The NULL check was optimized out. The dereference of foo_ptr was hidden behind TRACE_FOO, which made it even harder to spot. I spent hours on that one :-)
Check p before using it. The issue is when you have code like the following, where the behavior of the first statement is only defined when the condition in the second is false:
int x = *p;
if (p == NULL) {
// p can't be NULL without having triggered
// undefined behavior in the first line, so
// this code is removed by the compiler.
return;
}
// ...
The fix is to stop dereferencing p before you know whether it's NULL or not:
if (p == NULL) {
// Moving the check before the dereference
// avoids undefined behavior and resolves
// the issue.
return;
}
int x = *p;
// ...
It is worth noting that unsigned overflow is guaranteed to be defined as 2's complement (wrapping) overflow, at least by Clang and other commonly available C compilers.
This is actually guaranteed by the standard (although the language used is not "2s complement", but "repeatedly adding or subtracting one more than the maximum value that can be stored in the type until the value is in range").
C requires that these sorts of type conversions happen through unions: using pointer casts is not correct and undefined behavior results.
Actually, loading a member of a union other than the one most recently stored to is undefined behaviour too - it's just that using a union in this way falls into the "...both Clang and GCC nail down a few behaviors that the C standard leaves undefined." category. (And most other compilers besides - there is much historical usage of this).

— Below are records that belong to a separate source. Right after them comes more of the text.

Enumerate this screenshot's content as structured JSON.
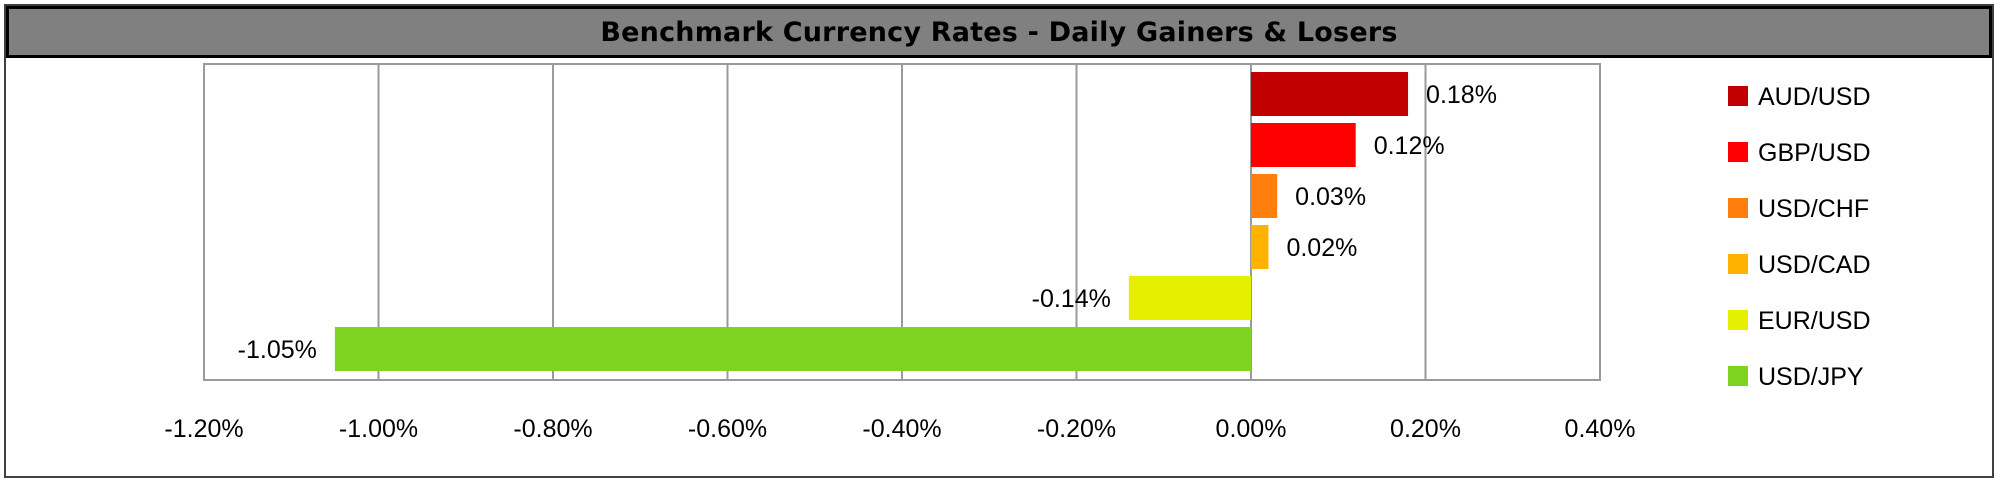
{
  "chart_data": {
    "type": "bar",
    "orientation": "horizontal",
    "title": "Benchmark Currency Rates - Daily Gainers & Losers",
    "categories": [
      "AUD/USD",
      "GBP/USD",
      "USD/CHF",
      "USD/CAD",
      "EUR/USD",
      "USD/JPY"
    ],
    "values": [
      0.18,
      0.12,
      0.03,
      0.02,
      -0.14,
      -1.05
    ],
    "value_labels": [
      "0.18%",
      "0.12%",
      "0.03%",
      "0.02%",
      "-0.14%",
      "-1.05%"
    ],
    "colors": [
      "#c00000",
      "#ff0000",
      "#ff7f0e",
      "#ffb300",
      "#e4f000",
      "#7ed321"
    ],
    "xlim": [
      -1.2,
      0.4
    ],
    "xticks": [
      -1.2,
      -1.0,
      -0.8,
      -0.6,
      -0.4,
      -0.2,
      0.0,
      0.2,
      0.4
    ],
    "xtick_labels": [
      "-1.20%",
      "-1.00%",
      "-0.80%",
      "-0.60%",
      "-0.40%",
      "-0.20%",
      "0.00%",
      "0.20%",
      "0.40%"
    ],
    "grid": "vertical",
    "legend_position": "right",
    "xlabel": "",
    "ylabel": ""
  }
}
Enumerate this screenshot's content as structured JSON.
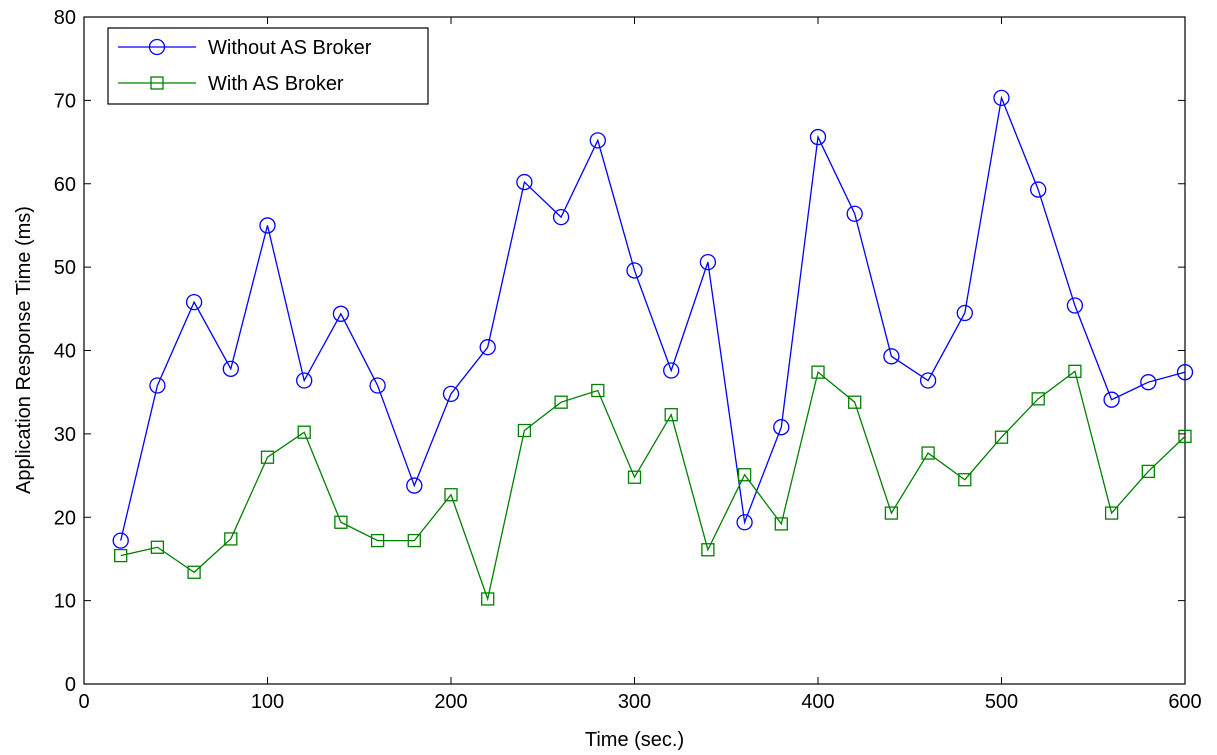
{
  "chart_data": {
    "type": "line",
    "title": "",
    "xlabel": "Time (sec.)",
    "ylabel": "Application Response Time (ms)",
    "xlim": [
      0,
      600
    ],
    "ylim": [
      0,
      80
    ],
    "xticks": [
      0,
      100,
      200,
      300,
      400,
      500,
      600
    ],
    "yticks": [
      0,
      10,
      20,
      30,
      40,
      50,
      60,
      70,
      80
    ],
    "grid": false,
    "legend_position": "top-left",
    "x": [
      20,
      40,
      60,
      80,
      100,
      120,
      140,
      160,
      180,
      200,
      220,
      240,
      260,
      280,
      300,
      320,
      340,
      360,
      380,
      400,
      420,
      440,
      460,
      480,
      500,
      520,
      540,
      560,
      580,
      600
    ],
    "series": [
      {
        "name": "Without AS Broker",
        "color": "#0000ff",
        "marker": "circle",
        "values": [
          17.2,
          35.8,
          45.8,
          37.8,
          55.0,
          36.4,
          44.4,
          35.8,
          23.8,
          34.8,
          40.4,
          60.2,
          56.0,
          65.2,
          49.6,
          37.6,
          50.6,
          19.4,
          30.8,
          65.6,
          56.4,
          39.3,
          36.4,
          44.5,
          70.3,
          59.3,
          45.4,
          34.1,
          36.2,
          37.4
        ]
      },
      {
        "name": "With AS Broker",
        "color": "#008000",
        "marker": "square",
        "values": [
          15.4,
          16.4,
          13.4,
          17.4,
          27.2,
          30.2,
          19.4,
          17.2,
          17.2,
          22.7,
          10.2,
          30.4,
          33.8,
          35.2,
          24.8,
          32.3,
          16.1,
          25.1,
          19.2,
          37.4,
          33.8,
          20.5,
          27.7,
          24.5,
          29.6,
          34.2,
          37.5,
          20.5,
          25.5,
          29.7
        ]
      }
    ]
  }
}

It would be nice to have a code snippet for each of the examples. I'm a fairly experienced C++ developer but my knowledge of compilers is, admittedly, lacking and I just want to make sure I'm on the same page.
Otherwise, a great read.
PS– Is it just me or is LLVM coming up more and more these days?
The original piece of C code has undefined behaviour, meaning LLVM can generate anything it wants. It happens to generate ud2 instructions (because it's better to crash hard and fast) but it could just as well print "puppies puppies puppies" a million times.
I'm not so sure about that. If you need to squeeze out a little more performance, code that is "technically undefined" can be more portable than dropping to ASM.
I think LLVM should emit a warning on code with undefined semantics and generate DWIM instructions instead of UD2s.
It really depends on your motives. If you will be needing to port to new platforms in the future, it's better to have a hard-and-fast crash now, so you can learn and avoid the undefined behavior now, rather than face a large bug backlog years down the line.
But you're correct that sometimes it can be expedient to exploit such technically undefined behavior. (I've committed this sin myself, most commonly in serializers/deserializers)
To make him or her aware of the issue? I'd rather have my program crash at a well identifiable point in the execution flow than start acting rogue for no obvious reason (in both debug and production environments).
It was roughly this
read-from-p;
if(p != NULL) write-to-p;
since read-from-p is undefined if p is null, gcc could (and did) legally optimize out the NULL check, so you could end up writing to NULL.
[edit] I noticed that this case of bug is actually mentioned in the regehr article that is linked.